Root had a willing ally initially in opener Zak Crawley, who made a typically breezy 76 after bagging a pair in Perth. The pair combined for a 117-run stand for the third wicket and played with confidence in the daylight hours.

Crawley was in awe of his countryman and hailed the century as one of his best, with the pressure of the match situation and history on Root.

“I forget some of his hundreds. That is how many he has got,” Crawley said.

“It is a phenomenal knock. It was doing plenty when he first came in but he was so calm and clear about how he wanted to go about it.

“When you put everything into consideration, it has to be one of his best.

“We were talking about it for ages before he got there and then he got there and we were chuffed for him ... and so was everybody in the ground. It was a great moment.

“Everyone sees his talent but no-one sees the inner steel.”

Root had the rub of the green that all batters who make Test centuries need in the course of an innings.

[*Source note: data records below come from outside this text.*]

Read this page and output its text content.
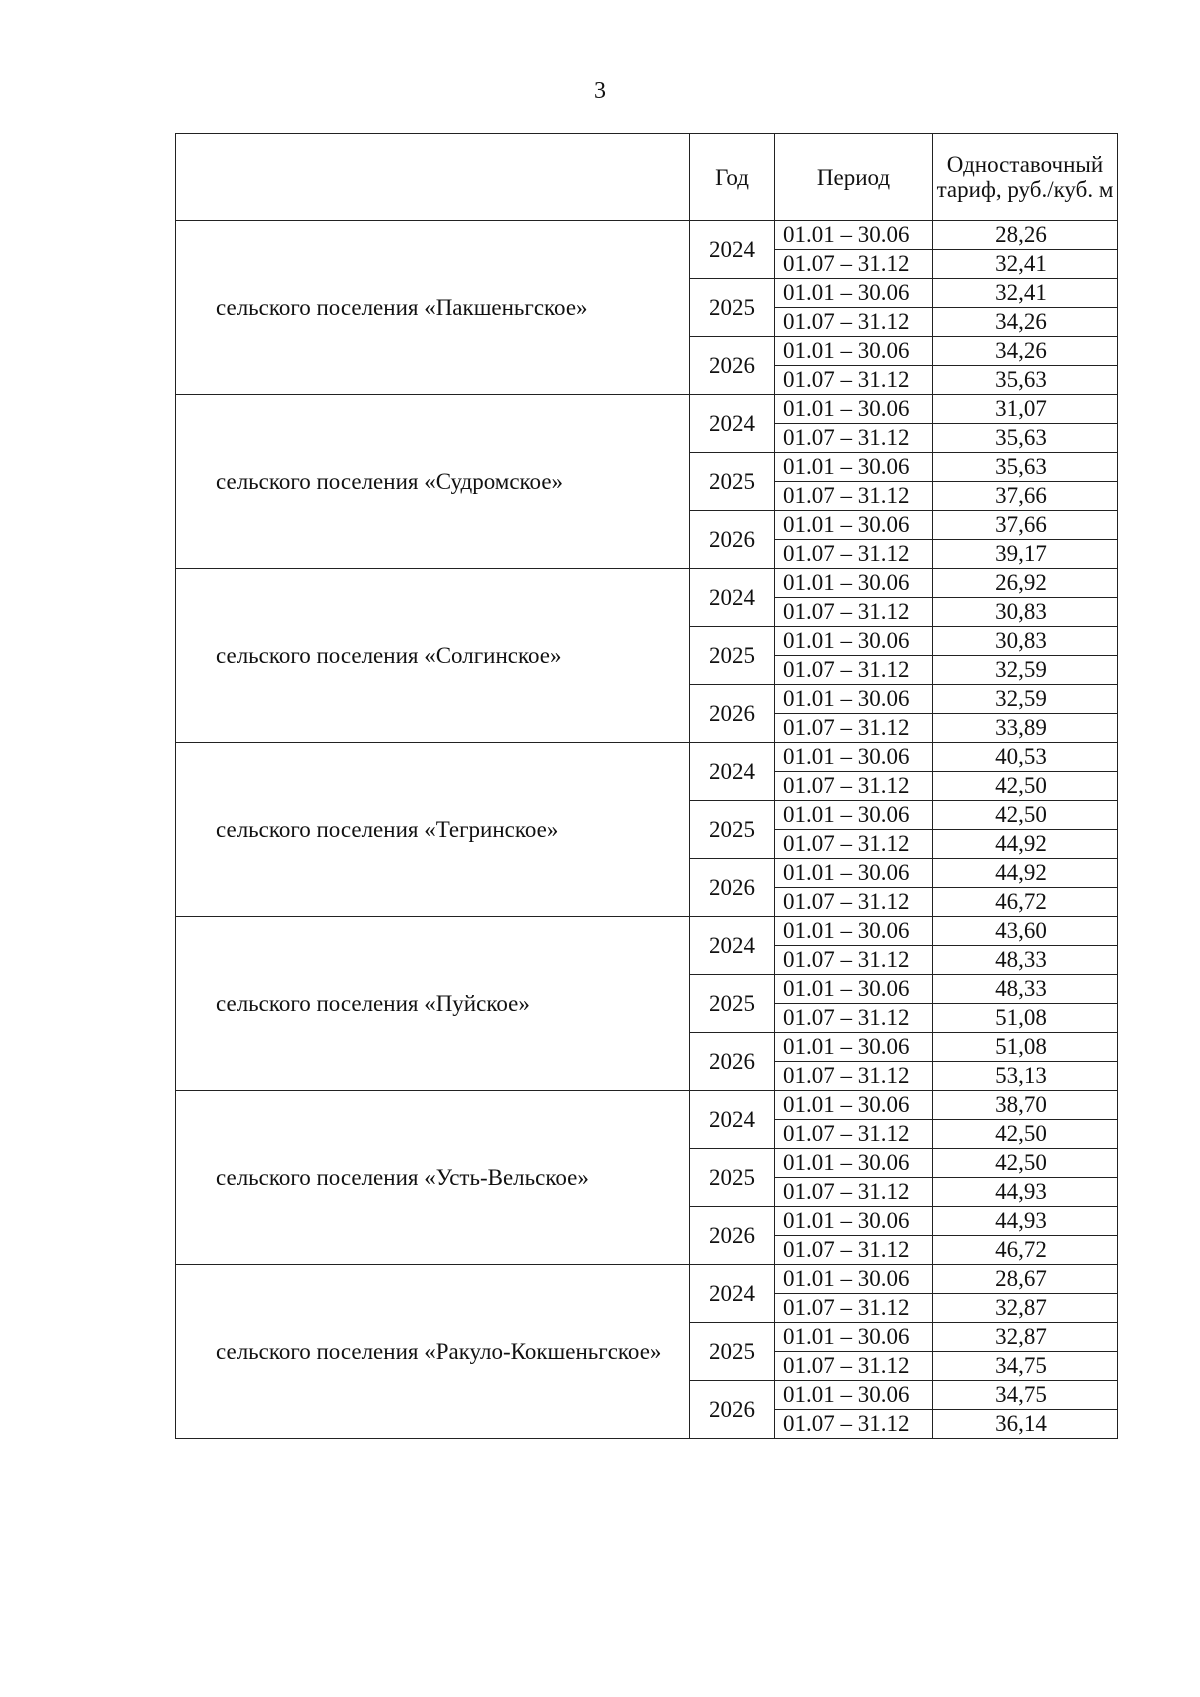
3
	Год	Период	Одноставочный тариф, руб./куб. м
сельского поселения «Пакшеньгское»	2024	01.01 – 30.06	28,26
		01.07 – 31.12	32,41
	2025	01.01 – 30.06	32,41
		01.07 – 31.12	34,26
	2026	01.01 – 30.06	34,26
		01.07 – 31.12	35,63
сельского поселения «Судромское»	2024	01.01 – 30.06	31,07
		01.07 – 31.12	35,63
	2025	01.01 – 30.06	35,63
		01.07 – 31.12	37,66
	2026	01.01 – 30.06	37,66
		01.07 – 31.12	39,17
сельского поселения «Солгинское»	2024	01.01 – 30.06	26,92
		01.07 – 31.12	30,83
	2025	01.01 – 30.06	30,83
		01.07 – 31.12	32,59
	2026	01.01 – 30.06	32,59
		01.07 – 31.12	33,89
сельского поселения «Тегринское»	2024	01.01 – 30.06	40,53
		01.07 – 31.12	42,50
	2025	01.01 – 30.06	42,50
		01.07 – 31.12	44,92
	2026	01.01 – 30.06	44,92
		01.07 – 31.12	46,72
сельского поселения «Пуйское»	2024	01.01 – 30.06	43,60
		01.07 – 31.12	48,33
	2025	01.01 – 30.06	48,33
		01.07 – 31.12	51,08
	2026	01.01 – 30.06	51,08
		01.07 – 31.12	53,13
сельского поселения «Усть-Вельское»	2024	01.01 – 30.06	38,70
		01.07 – 31.12	42,50
	2025	01.01 – 30.06	42,50
		01.07 – 31.12	44,93
	2026	01.01 – 30.06	44,93
		01.07 – 31.12	46,72
сельского поселения «Ракуло-Кокшеньгское»	2024	01.01 – 30.06	28,67
		01.07 – 31.12	32,87
	2025	01.01 – 30.06	32,87
		01.07 – 31.12	34,75
	2026	01.01 – 30.06	34,75
		01.07 – 31.12	36,14
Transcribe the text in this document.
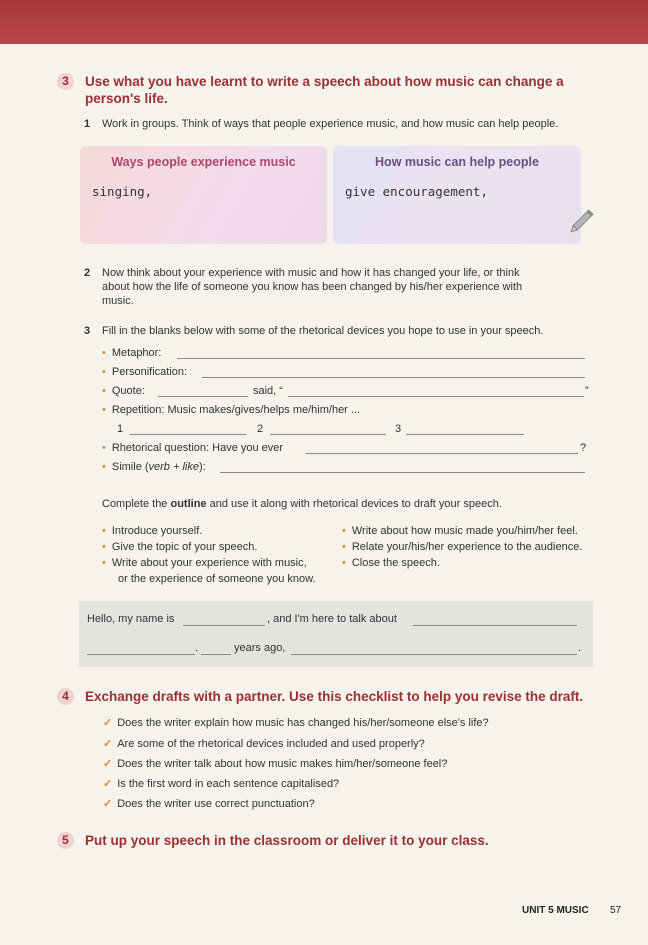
3	Use what you have learnt to write a speech about how music can change a
person's life.
1 Work in groups. Think of ways that people experience music, and how music can help people.
Ways people experience music
singing,
How music can help people
give encouragement,
2 Now think about your experience with music and how it has changed your life, or think
about how the life of someone you know has been changed by his/her experience with
music.
3 Fill in the blanks below with some of the rhetorical devices you hope to use in your speech.
• Metaphor:
• Personification:
• Quote:	said, “	”
• Repetition: Music makes/gives/helps me/him/her ...
1	2	3
• Rhetorical question: Have you ever	?
• Simile (verb + like):
Complete the outline and use it along with rhetorical devices to draft your speech.
• Introduce yourself.
• Give the topic of your speech.
• Write about your experience with music,
or the experience of someone you know.
• Write about how music made you/him/her feel.
• Relate your/his/her experience to the audience.
• Close the speech.
Hello, my name is	, and I'm here to talk about
.	years ago,	.
4	Exchange drafts with a partner. Use this checklist to help you revise the draft.
✓ Does the writer explain how music has changed his/her/someone else's life?
✓ Are some of the rhetorical devices included and used properly?
✓ Does the writer talk about how music makes him/her/someone feel?
✓ Is the first word in each sentence capitalised?
✓ Does the writer use correct punctuation?
5	Put up your speech in the classroom or deliver it to your class.
UNIT 5 MUSIC 57
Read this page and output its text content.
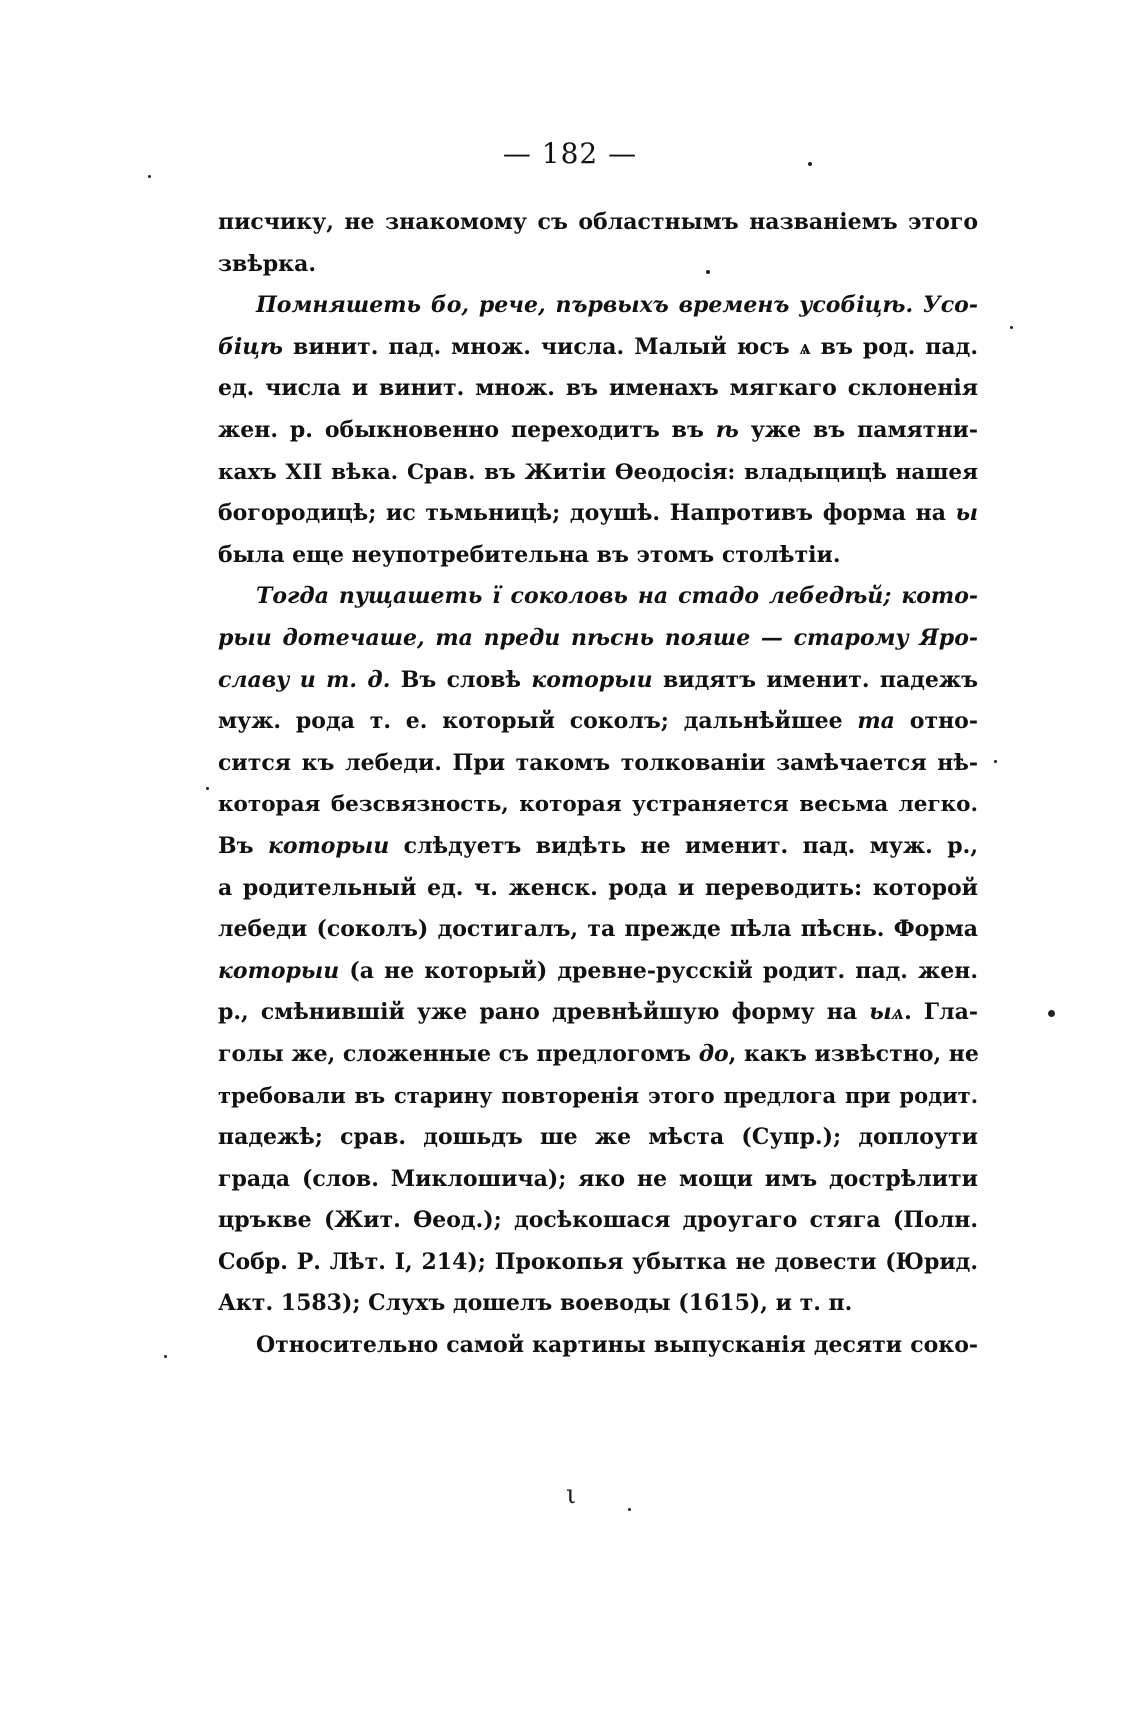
— 182 —
писчику, не знакомому съ областнымъ названіемъ этого
звѣрка.
Помняшеть бо, рече, първыхъ временъ усобіцѣ. Усо-
біцѣ винит. пад. множ. числа. Малый юсъ ѧ въ род. пад.
ед. числа и винит. множ. въ именахъ мягкаго склоненія
жен. р. обыкновенно переходитъ въ ѣ уже въ памятни-
кахъ XII вѣка. Срав. въ Житіи Өеодосія: владыцицѣ нашея
богородицѣ; ис тьмьницѣ; доушѣ. Напротивъ форма на ы
была еще неупотребительна въ этомъ столѣтіи.
Тогда пущашеть ї соколовь на стадо лебедѣй; кото-
рыи дотечаше, та преди пѣснь пояше — старому Яро-
славу и т. д. Въ словѣ которыи видятъ именит. падежъ
муж. рода т. е. который соколъ; дальнѣйшее та отно-
сится къ лебеди. При такомъ толкованіи замѣчается нѣ-
которая безсвязность, которая устраняется весьма легко.
Въ которыи слѣдуетъ видѣть не именит. пад. муж. р.,
а родительный ед. ч. женск. рода и переводить: которой
лебеди (соколъ) достигалъ, та прежде пѣла пѣснь. Форма
которыи (а не который) древне-русскій родит. пад. жен.
р., смѣнившій уже рано древнѣйшую форму на ыѧ. Гла-
голы же, сложенные съ предлогомъ до, какъ извѣстно, не
требовали въ старину повторенія этого предлога при родит.
падежѣ; срав. дошьдъ ше же мѣста (Супр.); доплоути
града (слов. Миклошича); яко не мощи имъ дострѣлити
цръкве (Жит. Өеод.); досѣкошася дроугаго стяга (Полн.
Собр. Р. Лѣт. I, 214); Прокопья убытка не довести (Юрид.
Акт. 1583); Слухъ дошелъ воеводы (1615), и т. п.
Относительно самой картины выпусканія десяти соко-
ι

When on two he was squared up by a Mitchell Starc delivery that bent away and the edge just eluded a diving Steve Smith at second slip and raced to the boundary.

On 62 he survived an lbw review, which showed Scott Boland’s nip-backer was just going over leg stump.

Between all that, he played late, left well and drove beautifully.

His on-drives were sumptuous, with seven boundaries struck in the arc from mid-off to wide mid-on.

Root also proved to be king of the night-time world in a dazzling unbroken 61-run partnership for the last wicket with Jofra Archer (32no) from just 44 deliveries. The fast bowler notched his highest Test score in the process.

“We definitely won that last hour,” Crawley said.

“They are valuable runs. I think anything above 300 is a good score.”